A site plan for the proposed project shows the store at center, the fueling area as the yellow rectangle, and center lane left-turn markings on Newman Springs Road, at bottom. (Photo by John T. Ward. Click to enlarge)
By JOHN T. WARD
Rather than worsening conditions for motorists, a proposed Wawa convenience store and filling station in Red Bank would come with roadway upgrades to improve traffic flow and safety near a busy intersection, witnesses told the borough zoning board Thursday night.
The Wawa would be built on the current site of Auto Exotica, above. Wawa proposes the creation of a new center lane allowing motorists traveling in both directions on Newman Springs Road to make left turns. (Photo by John T. Ward.
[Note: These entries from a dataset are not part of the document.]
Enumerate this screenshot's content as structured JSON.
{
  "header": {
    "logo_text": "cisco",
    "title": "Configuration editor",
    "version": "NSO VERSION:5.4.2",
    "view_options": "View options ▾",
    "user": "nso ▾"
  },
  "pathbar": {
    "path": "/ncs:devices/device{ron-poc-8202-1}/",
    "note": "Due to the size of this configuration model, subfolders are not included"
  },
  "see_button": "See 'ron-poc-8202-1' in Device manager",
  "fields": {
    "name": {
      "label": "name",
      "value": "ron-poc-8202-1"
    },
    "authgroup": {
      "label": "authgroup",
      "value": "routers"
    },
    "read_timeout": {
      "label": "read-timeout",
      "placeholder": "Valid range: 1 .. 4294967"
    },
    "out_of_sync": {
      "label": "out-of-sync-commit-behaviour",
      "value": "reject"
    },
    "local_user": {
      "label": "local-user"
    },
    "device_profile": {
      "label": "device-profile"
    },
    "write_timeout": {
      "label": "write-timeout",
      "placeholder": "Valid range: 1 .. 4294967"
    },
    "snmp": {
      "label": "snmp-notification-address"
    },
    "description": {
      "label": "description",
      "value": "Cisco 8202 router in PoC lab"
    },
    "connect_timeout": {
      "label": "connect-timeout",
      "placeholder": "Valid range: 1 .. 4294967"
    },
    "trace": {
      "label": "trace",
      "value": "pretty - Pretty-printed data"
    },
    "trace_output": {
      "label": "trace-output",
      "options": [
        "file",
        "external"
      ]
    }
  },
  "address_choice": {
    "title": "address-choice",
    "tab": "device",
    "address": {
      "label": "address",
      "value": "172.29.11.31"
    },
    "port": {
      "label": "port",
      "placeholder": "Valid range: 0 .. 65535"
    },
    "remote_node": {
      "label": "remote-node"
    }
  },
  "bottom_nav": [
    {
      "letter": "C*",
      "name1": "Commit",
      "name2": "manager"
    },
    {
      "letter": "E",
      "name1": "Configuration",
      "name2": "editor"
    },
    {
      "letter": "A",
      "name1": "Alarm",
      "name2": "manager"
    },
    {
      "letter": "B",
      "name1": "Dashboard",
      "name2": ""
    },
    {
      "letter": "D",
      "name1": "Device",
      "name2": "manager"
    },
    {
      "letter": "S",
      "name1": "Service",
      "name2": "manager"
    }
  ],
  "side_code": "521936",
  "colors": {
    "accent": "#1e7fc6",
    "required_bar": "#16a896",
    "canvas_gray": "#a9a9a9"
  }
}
Click to enlarge)
At the first of what’s expected to be at least two nights of testimony, a civil engineer and a traffic expert testified about plans for a “superconvenience” store of almost 5,600 square feet and a six-pump gasoline island on the current site of the Auto Exotica used luxury car showroom on Newman Springs Road, just west of Broad Street.
Frank Sala, who owns the 1.7-acre property and the car dealership, proposes to lease the site to the Wawa chain.
While board members expressed concerns about deliveries and signage, most of the hearing was focussed on the traffic impacts of a busy new retail operation just feet from a five-legged intersection and railroad crossing that the New Jersey Department of Transportation gives its lowest grade of ‘F.’ That’s largely because motorists often sit waiting for a green light for three minutes or more, said Wawa traffic engineer John Rea.
Under the Wawa plan, westbound vehicles would be able to enter the site via two driveways located 200 feet apart on Newman Springs Road; eastbound drivers would enter through one near the property’s western edge. To prevent vehicles exiting the site and crossing the busy westbound lane into eastbound traffic, Wawa plans to prohibit left-turn exits, and to enforce the rule with a porkchop-shaped “channelizing” traffic island, said civil engineer Mark Whitaker.
When acting board chairman Ray Mass asked whether motorists would ignore the ban and try to turn left from the site, Whitaker replied, “that’s why we’re doing the hard island.”
In addition, the company proposes to create a center turning lane on Newman Springs Road, an idea Rea said was encouraged by Monmouth County, which owns the road. The lane would extend from Broad Street west to Henry Street and would create a “safety enhancement,” allowing drivers to turn into businesses on either side of the road, Rea said.
“We’re providing a safe refuge area for those left turns to be made,” Rea said. “The striping proposal we’ve put forth will make it safer, and I believe the county agrees with us.”
The lane would also function as a piece of what Rea called a “reasonable alternative” for Wawa customers leaving the site and hoping to head southbound on Broad Street/Route 35. After heading west a short distance, they would be able to make a left at Laurel Street in Shrewsbury and then head east on non-residential Haddon Avenue to the highway, he said.
Rea said Shrewsbury Mayor Donald Burden and two police officers from that town had attended a meeting in Freehold with the county engineering department and appeared satisfied with the plan, provided Wawa add signage to keep vehicles out of residential neighborhoods, Rea said.
Based on planning industry standards, Rea said he expected some 250 vehicles to enter and exit the Wawa property during the morning peak hour starting around 7 a.m., and a peak of about 190 vehicles per hour in the evening rush from 4 p.m. to 7 p.m. More than two-thirds of the morning flow will be from existing traffic heading westbound and stopping for coffee and gas, he said.
During the public question period, Michael Hoffman, the attorney for SFC Enterprises, which owns the office building next door to the west of the site, said he often sees “rather aggressive” motorists going the wrong way into a one-way exit from the SFC building to get to as gym on the premises. He said the Wawa’s westerly driveway was too close to the SFC property line, and combined with similar driver behavior would result in accidents.
Whitaker acknowledged that the driveway placement “is not ideal,” but said it complies with both borough and county laws.
Whitaker testified that the borough requires 22 parking spaces for the plan, but Wawa would provide 54. He also said the company would reduce impervious surface at the site by 11,000 square feet.
Former Red Bank mayor Ed McKenna, representing Golshan Chhabra, owner of the Exxon at the intersection of Newman Springs Road and Shrewsbury Avenue, told the board he would have at least an hour of cross-examination of Rea at the board’s next meeting on the matter, scheduled for March 1.